Summary and Conclusions (so far)
Form Factor
In the short to medium term, my ideal Form Factor would encompass all the features of an Apple Vision Pro in a Spectacles or "Goggles" format, the latter for a more immersive VR experience. This would necessitate advancements in the critical areas outlined in the Form Factor section. Moreover, I envision a price point of $500. Although the initial costs may be higher once the technology becomes feasible, I anticipate that over time, the price will decrease. I am confident that this vision is attainable within the next two to three years.
The concept of contact lens form factors is quite advanced, and the idea of brain implants for enabling XR experiences through our own eyes truly belongs to the realm of science fiction, presenting significant social and medical issues. While it's all hypothetical, for me, it's closer to a nightmare—I could never insert contact lenses!
User Experience
In the User Experience section of this article I focused on three areas:
User Interface
Visual Interface (Display and Optics)
Audio Interface
User Interface
In the short to near term, my dream is to focus on improvements in Eye/Hand Tracking and Gesture control. The Apple Vision Pro is almost there, and it is expected to improve shortly with software updates. Hopefully, Apple will release a new, more affordable edition of the device next year without significantly compromising the user experience.
During my research for this article, I discovered that the field of Brain-Computer Interaction (BCI) is far more advanced than I anticipated, with intriguing developments that could enhance the lives of individuals with disabilities in the near future. While I believe that widespread adoption of BCI as an alternative to conventional User Interface methods may be a medium to long-term prospect, I am hopeful that progress in Non-Invasive BCI might soon complement existing Hand/Eye/Gesture controls, augmented by Gen AI, in the medium term. Indeed, it's a dream of mine!
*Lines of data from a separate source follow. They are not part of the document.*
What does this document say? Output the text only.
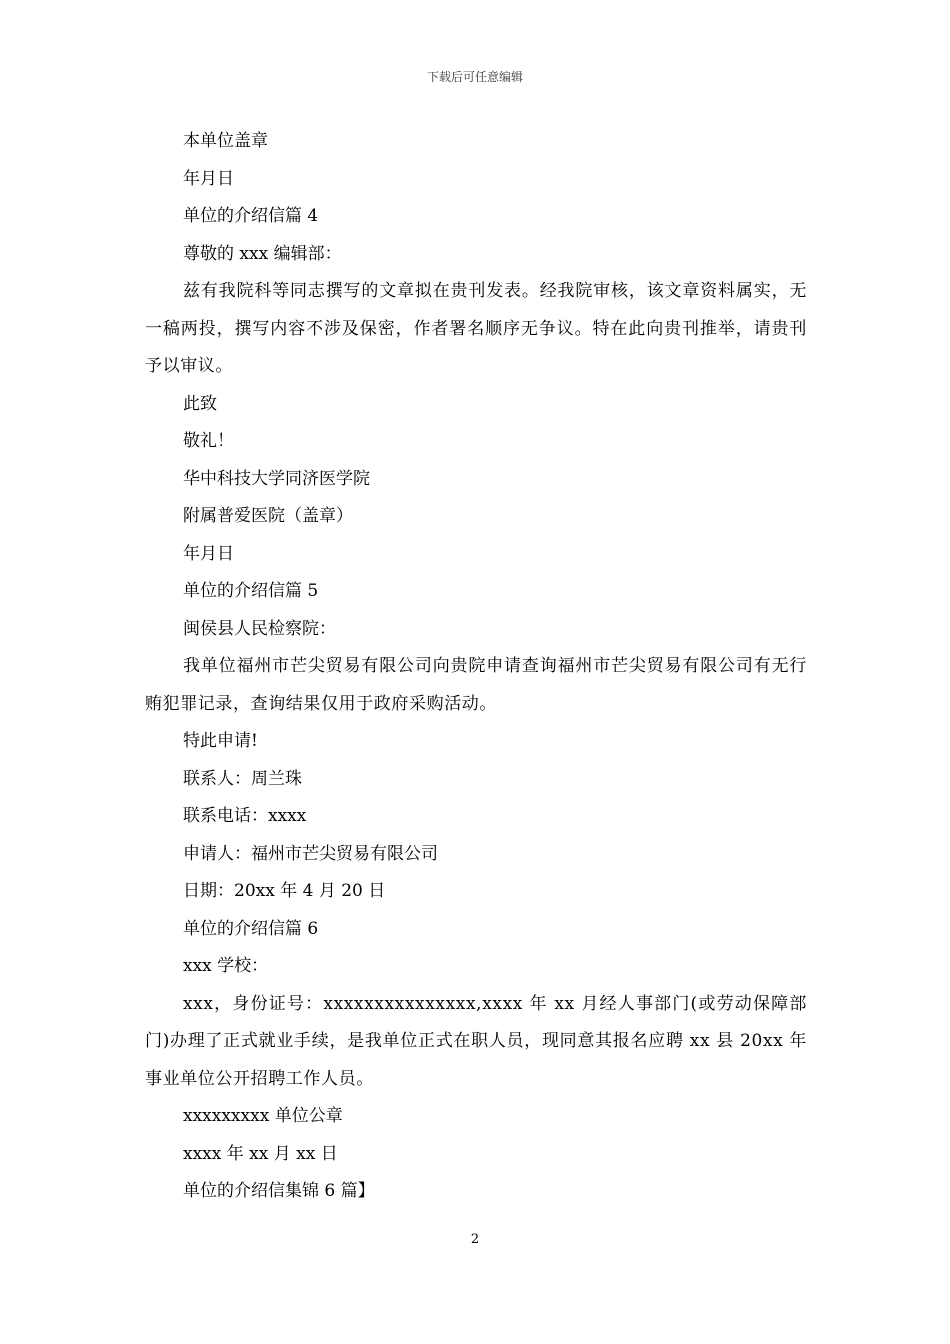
下载后可任意编辑
本单位盖章
年月日
单位的介绍信篇 4
尊敬的 xxx 编辑部：
兹有我院科等同志撰写的文章拟在贵刊发表。经我院审核，该文章资料属实，无一稿两投，撰写内容不涉及保密，作者署名顺序无争议。特在此向贵刊推举，请贵刊予以审议。
此致
敬礼！
华中科技大学同济医学院
附属普爱医院（盖章）
年月日
单位的介绍信篇 5
闽侯县人民检察院：
我单位福州市芒尖贸易有限公司向贵院申请查询福州市芒尖贸易有限公司有无行贿犯罪记录，查询结果仅用于政府采购活动。
特此申请!
联系人：周兰珠
联系电话：xxxx
申请人：福州市芒尖贸易有限公司
日期：20xx 年 4 月 20 日
单位的介绍信篇 6
xxx 学校：
xxx，身份证号：xxxxxxxxxxxxxxx,xxxx 年 xx 月经人事部门(或劳动保障部门)办理了正式就业手续，是我单位正式在职人员，现同意其报名应聘 xx 县 20xx 年事业单位公开招聘工作人员。
xxxxxxxxx 单位公章
xxxx 年 xx 月 xx 日
单位的介绍信集锦 6 篇】
2
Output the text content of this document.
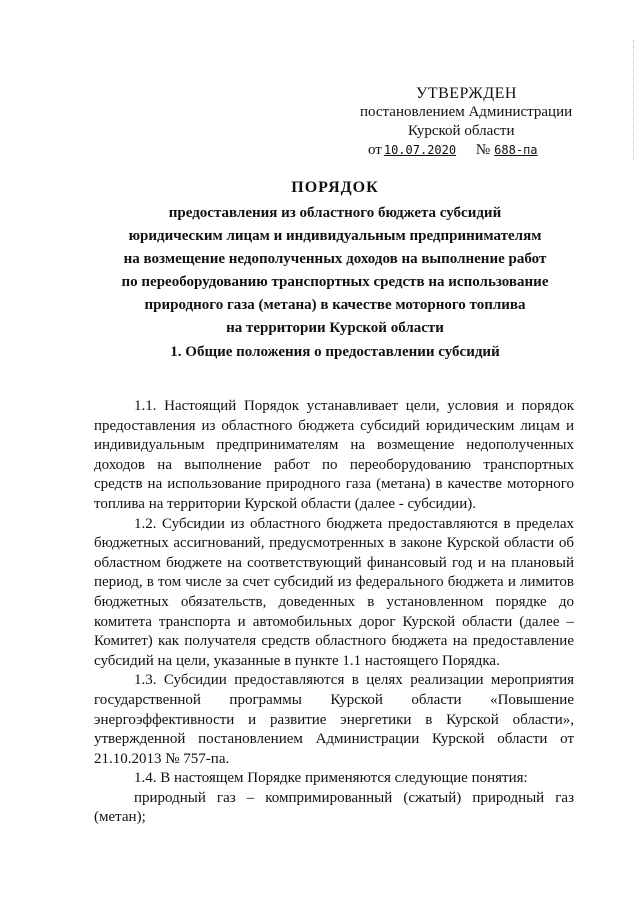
УТВЕРЖДЕН
постановлением Администрации
Курской области
от 10.07.2020 № 688-па
ПОРЯДОК
предоставления из областного бюджета субсидий
юридическим лицам и индивидуальным предпринимателям
на возмещение недополученных доходов на выполнение работ
по переоборудованию транспортных средств на использование
природного газа (метана) в качестве моторного топлива
на территории Курской области
1. Общие положения о предоставлении субсидий

1.1. Настоящий Порядок устанавливает цели, условия и порядок предоставления из областного бюджета субсидий юридическим лицам и индивидуальным предпринимателям на возмещение недополученных доходов на выполнение работ по переоборудованию транспортных средств на использование природного газа (метана) в качестве моторного топлива на территории Курской области (далее - субсидии).

1.2. Субсидии из областного бюджета предоставляются в пределах бюджетных ассигнований, предусмотренных в законе Курской области об областном бюджете на соответствующий финансовый год и на плановый период, в том числе за счет субсидий из федерального бюджета и лимитов бюджетных обязательств, доведенных в установленном порядке до комитета транспорта и автомобильных дорог Курской области (далее – Комитет) как получателя средств областного бюджета на предоставление субсидий на цели, указанные в пункте 1.1 настоящего Порядка.

1.3. Субсидии предоставляются в целях реализации мероприятия государственной программы Курской области «Повышение энергоэффективности и развитие энергетики в Курской области», утвержденной постановлением Администрации Курской области от 21.10.2013 № 757-па.

1.4. В настоящем Порядке применяются следующие понятия:

природный газ – компримированный (сжатый) природный газ (метан);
Visual Interface (Display and Optics)
The conclusion is straightforward regarding display and optics: they should be better, faster, and more affordable. The achievements of the Apple Vision Pro and various Varjo headsets are remarkable, with their displays being particularly impressive. However, the high quality of these displays does affect the overall cost, with the Apple Vision Pro's display being the most expensive component of the device. Additionally, I would like to see substantial improvements in the Field of View to enhance immersion and the overall user experience.
Meta Headsets: Meta Quest 3: Approximately 110° horizontal.
Apple Vision Pro: The Apple Vision Pro offers an estimated 110° horizontal and 96° vertical FoV.
Varjo Headsets: Varjo XR-4: Provides a wider FoV of 120° horizontal and 105° vertical.
Current headsets do not extend into peripheral vision; hence, for true immersion, the field of view (FoV) must improve significantly without compromising affordability, processing power, and battery life. Achieving a 220-degree horizontal FoV that encompasses monocular peripheral vision is challenging, yet it remains my ultimate dream for immersive experiences.
In the realm of optics, I would appreciate having adaptive optics that can accommodate my prescription and evolving eye condition, thus improving my experience and enhancing the accessibility and shareability of XR devices. Additionally, optics that support a field of view of 220 degrees and eliminate the need for Foveated Rendering would be ideal.
Audio Interface
Regarding Audio Output, Apple has nearly perfected spatial audio for general use, yet audiophiles would welcome enhancements in music quality. As for Audio Input, advancements in AI-generated audio, translation, and voice recognition are necessary. I anticipate these improvements will materialise in the short to mid-term, as the requisite technologies already exist across various hardware and software platforms, awaiting integration into a seamless user experience.
So, Dear Santa Claus, please consider this your letter for a gift this Christmas ;)
In upcoming articles, I will explore additional features of my Ultimate XR Device.